Görüntülediğiniz mahkeme kararı kesinleşmiş bir karardır.

T.C.
İSTANBUL
BÖLGE ADLİYE MAHKEMESİ
43. HUKUK DAİRESİ
DOSYA NO: 2020/281
KARAR NO: 2021/433
T Ü R K M İ L L E T İ A D I N A
İ S T İ N A F K A R A R I
İNCELENEN KARARIN
MAHKEMESİ: İSTANBUL 5. ASLİYE TİCARET MAHKEMESİ
TARİHİ: 19/10/2018
NUMARASI: 2018/12 Esas – 2018/1040 Karar
DAVA: Tazminat (Bankacılık İşlemlerinden Kaynaklanan)
İSTİNAF KARAR TARİHİ: 01/04/2021
Taraflar arasında görülen dava neticesinde ilk derece mahkemesince verilen hükmün davalı vekilince istinaf edilmesi üzerine dosya kapsamı incelenip gereği görüşülüp düşünüldü;
TARAFLARIN İDDİA VE SAVUNMALARININ ÖZETİ
DAVA: Davacı vekili dava dilekçesiyle; müvekkilinin, dava dışı … Ltd.Şti nin yetkilisi olduğu, şirketin hamili olduğu her biri 10.000,00 TL bedelli 15/03/2015, 15/04/2015, 15/05/2015 tarihli üç bonoyu protesto edilmek üzere davalı bankaya verildiği, bonodan kaynaklanan alacağın tahsili amacıyla yapılan kambiyo takibinin lehtar ve ilk ciranta … Ltd.Şti yönünden bonoların protesto edilmemesi nedeniyle iptal edildiği, keşideci ve diğer ciranta hakkındaki takip kesinleşmişse de, mal varlıklarına ulaşılamadığı, davalı bankanın, keşideciye protesto göndermeyerek üzerine düşen sorumluluğu yerine getirmemesi nedeniyle alacağın tahsil edilemediğini belirterek senetlerin bedeli 30.000,00 TL davalıdan tahsiline karar verilmesini talep etmiştir.
CEVAP: Davalı vekili cevap dilekçesiyle; davacının senetlere dayalı olarak hem keşideciye hem de cirantalara karşı takip başlattığı ancak tahsil aşamasına kadar tüm işlemleri gerçekleştirmediği, hakkındaki takip iptal edilen cirantaya karşı ilamsız takip yapılabileceği, alacağın bankadan tahsilinin istenmesinin mümkün olmadığını belirterek davanın reddine savunmuştur.
İLK DERECE MAHKEMESİ KARARI: Mahkemece, benimsenen bilirkişi raporu doğrultusunda, davalı bankanın tahsil için aldığı bonoların, keşidecisine protesto göndermeyerek alacaklı hamilin cirantaya karşı kambiyo takibi yapma hakkının ortadan kaldırılmasına neden olduğu, bu durumda davalının bankacılık mesleği yönünden ağır kusurlu bulunduğu ve davacının senet bedeli kadar olan zararından sorumlu olduğu gerekçesiyle davanın kabulüne karar verilmiştir.
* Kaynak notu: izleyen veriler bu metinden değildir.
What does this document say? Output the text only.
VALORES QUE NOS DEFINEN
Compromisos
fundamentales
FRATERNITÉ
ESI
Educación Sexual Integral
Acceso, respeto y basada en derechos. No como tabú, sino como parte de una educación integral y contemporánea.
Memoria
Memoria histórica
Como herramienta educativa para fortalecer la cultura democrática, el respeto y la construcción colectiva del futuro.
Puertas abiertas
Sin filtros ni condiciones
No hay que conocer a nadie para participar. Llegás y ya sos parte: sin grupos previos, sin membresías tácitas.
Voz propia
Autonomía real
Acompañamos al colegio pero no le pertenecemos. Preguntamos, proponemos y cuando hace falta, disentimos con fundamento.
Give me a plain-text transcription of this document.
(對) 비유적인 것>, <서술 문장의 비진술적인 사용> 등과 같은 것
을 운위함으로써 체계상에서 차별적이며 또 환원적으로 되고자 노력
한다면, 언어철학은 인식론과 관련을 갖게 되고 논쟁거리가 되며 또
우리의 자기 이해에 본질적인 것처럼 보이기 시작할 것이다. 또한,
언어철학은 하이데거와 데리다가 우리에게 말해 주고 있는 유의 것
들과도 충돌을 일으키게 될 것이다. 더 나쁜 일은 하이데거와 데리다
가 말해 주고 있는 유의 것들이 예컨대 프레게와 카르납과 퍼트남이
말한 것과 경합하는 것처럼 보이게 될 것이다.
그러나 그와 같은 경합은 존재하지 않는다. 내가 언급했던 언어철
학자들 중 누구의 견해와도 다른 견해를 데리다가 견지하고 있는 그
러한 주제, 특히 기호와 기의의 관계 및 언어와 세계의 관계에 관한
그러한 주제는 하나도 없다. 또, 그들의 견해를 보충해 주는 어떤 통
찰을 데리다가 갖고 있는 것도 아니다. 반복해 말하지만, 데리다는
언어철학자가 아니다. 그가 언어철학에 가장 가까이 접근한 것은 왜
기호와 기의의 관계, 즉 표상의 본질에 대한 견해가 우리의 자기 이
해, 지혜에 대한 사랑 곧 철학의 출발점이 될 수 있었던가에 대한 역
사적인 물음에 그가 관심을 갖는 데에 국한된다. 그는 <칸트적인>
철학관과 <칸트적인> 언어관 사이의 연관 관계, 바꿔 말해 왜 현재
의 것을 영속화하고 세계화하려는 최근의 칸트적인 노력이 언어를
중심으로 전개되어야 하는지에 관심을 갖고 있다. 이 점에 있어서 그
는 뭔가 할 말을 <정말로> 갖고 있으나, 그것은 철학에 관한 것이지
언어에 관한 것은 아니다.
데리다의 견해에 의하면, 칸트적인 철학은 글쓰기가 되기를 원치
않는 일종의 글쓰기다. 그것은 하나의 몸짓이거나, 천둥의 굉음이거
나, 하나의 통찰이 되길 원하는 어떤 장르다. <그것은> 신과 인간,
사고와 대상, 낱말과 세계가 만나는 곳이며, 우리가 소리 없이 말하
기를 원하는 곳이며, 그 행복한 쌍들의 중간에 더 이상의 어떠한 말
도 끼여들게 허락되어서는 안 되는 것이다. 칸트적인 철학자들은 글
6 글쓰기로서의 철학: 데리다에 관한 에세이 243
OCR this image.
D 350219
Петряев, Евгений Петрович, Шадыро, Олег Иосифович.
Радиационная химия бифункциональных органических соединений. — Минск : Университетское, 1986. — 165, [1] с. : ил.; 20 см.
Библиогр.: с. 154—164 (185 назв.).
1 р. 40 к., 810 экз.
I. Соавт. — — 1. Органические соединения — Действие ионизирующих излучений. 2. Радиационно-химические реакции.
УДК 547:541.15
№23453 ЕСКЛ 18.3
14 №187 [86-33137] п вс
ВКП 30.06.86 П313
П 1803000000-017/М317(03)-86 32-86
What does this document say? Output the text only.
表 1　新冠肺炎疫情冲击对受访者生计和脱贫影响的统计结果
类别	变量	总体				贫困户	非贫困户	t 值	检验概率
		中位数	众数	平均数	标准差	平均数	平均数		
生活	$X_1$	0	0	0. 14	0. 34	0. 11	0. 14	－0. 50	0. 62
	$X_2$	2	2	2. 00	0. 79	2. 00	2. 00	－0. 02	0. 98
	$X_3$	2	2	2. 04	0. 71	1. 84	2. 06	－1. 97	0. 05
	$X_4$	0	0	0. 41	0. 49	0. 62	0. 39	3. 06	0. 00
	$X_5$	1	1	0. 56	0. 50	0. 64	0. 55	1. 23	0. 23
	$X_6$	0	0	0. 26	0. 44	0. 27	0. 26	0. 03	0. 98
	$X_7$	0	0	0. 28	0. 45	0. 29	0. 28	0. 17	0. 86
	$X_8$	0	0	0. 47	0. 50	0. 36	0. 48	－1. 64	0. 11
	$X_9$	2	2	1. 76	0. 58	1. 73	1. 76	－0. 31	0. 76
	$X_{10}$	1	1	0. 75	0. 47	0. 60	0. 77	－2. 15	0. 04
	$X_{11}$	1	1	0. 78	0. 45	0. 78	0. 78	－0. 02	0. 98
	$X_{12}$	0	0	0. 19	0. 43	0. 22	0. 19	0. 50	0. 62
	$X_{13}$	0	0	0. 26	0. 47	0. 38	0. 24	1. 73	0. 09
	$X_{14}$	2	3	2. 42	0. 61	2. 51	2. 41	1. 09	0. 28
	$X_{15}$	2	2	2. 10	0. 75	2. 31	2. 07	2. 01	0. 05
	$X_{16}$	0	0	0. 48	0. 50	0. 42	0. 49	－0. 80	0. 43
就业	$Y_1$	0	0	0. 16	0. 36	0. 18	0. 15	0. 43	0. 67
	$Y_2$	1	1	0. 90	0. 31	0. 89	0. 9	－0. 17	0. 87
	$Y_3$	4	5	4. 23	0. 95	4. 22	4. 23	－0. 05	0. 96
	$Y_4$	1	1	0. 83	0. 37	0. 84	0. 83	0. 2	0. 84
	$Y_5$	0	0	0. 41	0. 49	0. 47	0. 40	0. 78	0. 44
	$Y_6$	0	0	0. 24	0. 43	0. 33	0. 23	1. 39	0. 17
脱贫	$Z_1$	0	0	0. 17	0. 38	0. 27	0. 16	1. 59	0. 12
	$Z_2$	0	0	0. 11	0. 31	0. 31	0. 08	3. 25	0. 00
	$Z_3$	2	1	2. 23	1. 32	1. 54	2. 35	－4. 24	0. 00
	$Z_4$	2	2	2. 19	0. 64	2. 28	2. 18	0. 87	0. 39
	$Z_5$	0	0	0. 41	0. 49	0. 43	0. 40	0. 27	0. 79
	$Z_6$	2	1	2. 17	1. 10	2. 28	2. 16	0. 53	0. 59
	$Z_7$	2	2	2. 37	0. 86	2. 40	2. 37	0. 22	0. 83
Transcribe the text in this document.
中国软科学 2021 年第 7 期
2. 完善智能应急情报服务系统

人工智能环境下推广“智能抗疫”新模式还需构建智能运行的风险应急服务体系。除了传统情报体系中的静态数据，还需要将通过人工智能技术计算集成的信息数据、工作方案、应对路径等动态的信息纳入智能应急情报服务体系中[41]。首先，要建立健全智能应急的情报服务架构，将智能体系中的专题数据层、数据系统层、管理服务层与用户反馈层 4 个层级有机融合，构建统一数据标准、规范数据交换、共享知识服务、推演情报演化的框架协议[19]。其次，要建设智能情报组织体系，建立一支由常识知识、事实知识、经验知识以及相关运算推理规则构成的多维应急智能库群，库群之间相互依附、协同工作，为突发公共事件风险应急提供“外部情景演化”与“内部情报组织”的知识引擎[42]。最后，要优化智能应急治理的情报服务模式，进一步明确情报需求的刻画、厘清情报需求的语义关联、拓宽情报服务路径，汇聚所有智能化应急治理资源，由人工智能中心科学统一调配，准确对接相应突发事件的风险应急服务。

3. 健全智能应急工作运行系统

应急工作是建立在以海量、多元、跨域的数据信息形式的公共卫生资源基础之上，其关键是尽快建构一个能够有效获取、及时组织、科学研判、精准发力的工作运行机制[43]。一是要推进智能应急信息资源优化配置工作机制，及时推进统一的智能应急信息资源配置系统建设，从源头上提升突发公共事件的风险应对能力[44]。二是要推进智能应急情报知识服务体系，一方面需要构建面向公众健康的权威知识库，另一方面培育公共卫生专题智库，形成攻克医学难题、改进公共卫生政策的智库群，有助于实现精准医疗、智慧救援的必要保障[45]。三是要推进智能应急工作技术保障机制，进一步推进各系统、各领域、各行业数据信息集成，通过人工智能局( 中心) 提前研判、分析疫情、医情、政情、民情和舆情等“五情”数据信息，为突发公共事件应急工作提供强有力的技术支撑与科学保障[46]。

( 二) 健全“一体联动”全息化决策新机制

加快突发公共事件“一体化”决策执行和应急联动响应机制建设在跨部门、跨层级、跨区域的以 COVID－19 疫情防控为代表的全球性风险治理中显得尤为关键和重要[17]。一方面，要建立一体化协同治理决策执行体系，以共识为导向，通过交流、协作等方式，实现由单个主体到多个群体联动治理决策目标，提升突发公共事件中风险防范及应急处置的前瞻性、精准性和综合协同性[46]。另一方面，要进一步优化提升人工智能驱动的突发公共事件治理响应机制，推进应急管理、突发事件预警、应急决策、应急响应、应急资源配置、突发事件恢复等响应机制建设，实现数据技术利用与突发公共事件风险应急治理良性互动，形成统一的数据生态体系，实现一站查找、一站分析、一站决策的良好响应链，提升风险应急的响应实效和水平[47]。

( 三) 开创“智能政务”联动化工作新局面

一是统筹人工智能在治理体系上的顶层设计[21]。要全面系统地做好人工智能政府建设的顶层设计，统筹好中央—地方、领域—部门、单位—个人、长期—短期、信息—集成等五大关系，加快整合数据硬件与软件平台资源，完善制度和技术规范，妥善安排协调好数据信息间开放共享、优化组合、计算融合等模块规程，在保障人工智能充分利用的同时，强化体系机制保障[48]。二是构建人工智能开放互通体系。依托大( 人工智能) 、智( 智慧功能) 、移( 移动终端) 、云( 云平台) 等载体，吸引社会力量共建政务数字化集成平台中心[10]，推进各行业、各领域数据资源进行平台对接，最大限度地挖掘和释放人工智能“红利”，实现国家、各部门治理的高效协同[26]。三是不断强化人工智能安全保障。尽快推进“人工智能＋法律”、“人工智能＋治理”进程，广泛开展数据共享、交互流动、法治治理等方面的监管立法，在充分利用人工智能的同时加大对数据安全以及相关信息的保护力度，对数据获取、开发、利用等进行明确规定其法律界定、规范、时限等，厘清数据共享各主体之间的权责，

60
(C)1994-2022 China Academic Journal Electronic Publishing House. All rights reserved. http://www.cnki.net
Bu karara karşı davalı vekili tarafından istinaf yoluna başvurulmuştur.
İLERİ SÜRÜLEN İSTİNAF SEBEPLERİ: Davalı vekili istinaf dilekçesiyle, Bilirkişi raporunda, senetlerin protesto edilmemesinin bankanın ağır kusuru olarak değerlendirilmiş olmasının kabul edilemeyeceği, davacının alacağını tahsil için tüm hukuki yolları tüketmediği, davacının kambiyo takibinin sadece bir ciranta yönünden iptal edildiği, keşideci ve diğer cirantaya karşı yapılan takibin kesinleştiği, hakkındaki takip iptal edilen cirantaya karşı ilamsız takip yoluna başvurabileceği, davacının, şirket yetkilisi olup senetler üzerinde cirosunun bulunmadığı bu durumda davacının aktif husumetinin olmadığını belirterek ilk derece mahkemesi kararının kaldırılmasına ve davanın reddine karar verilmesini talep etmiştir.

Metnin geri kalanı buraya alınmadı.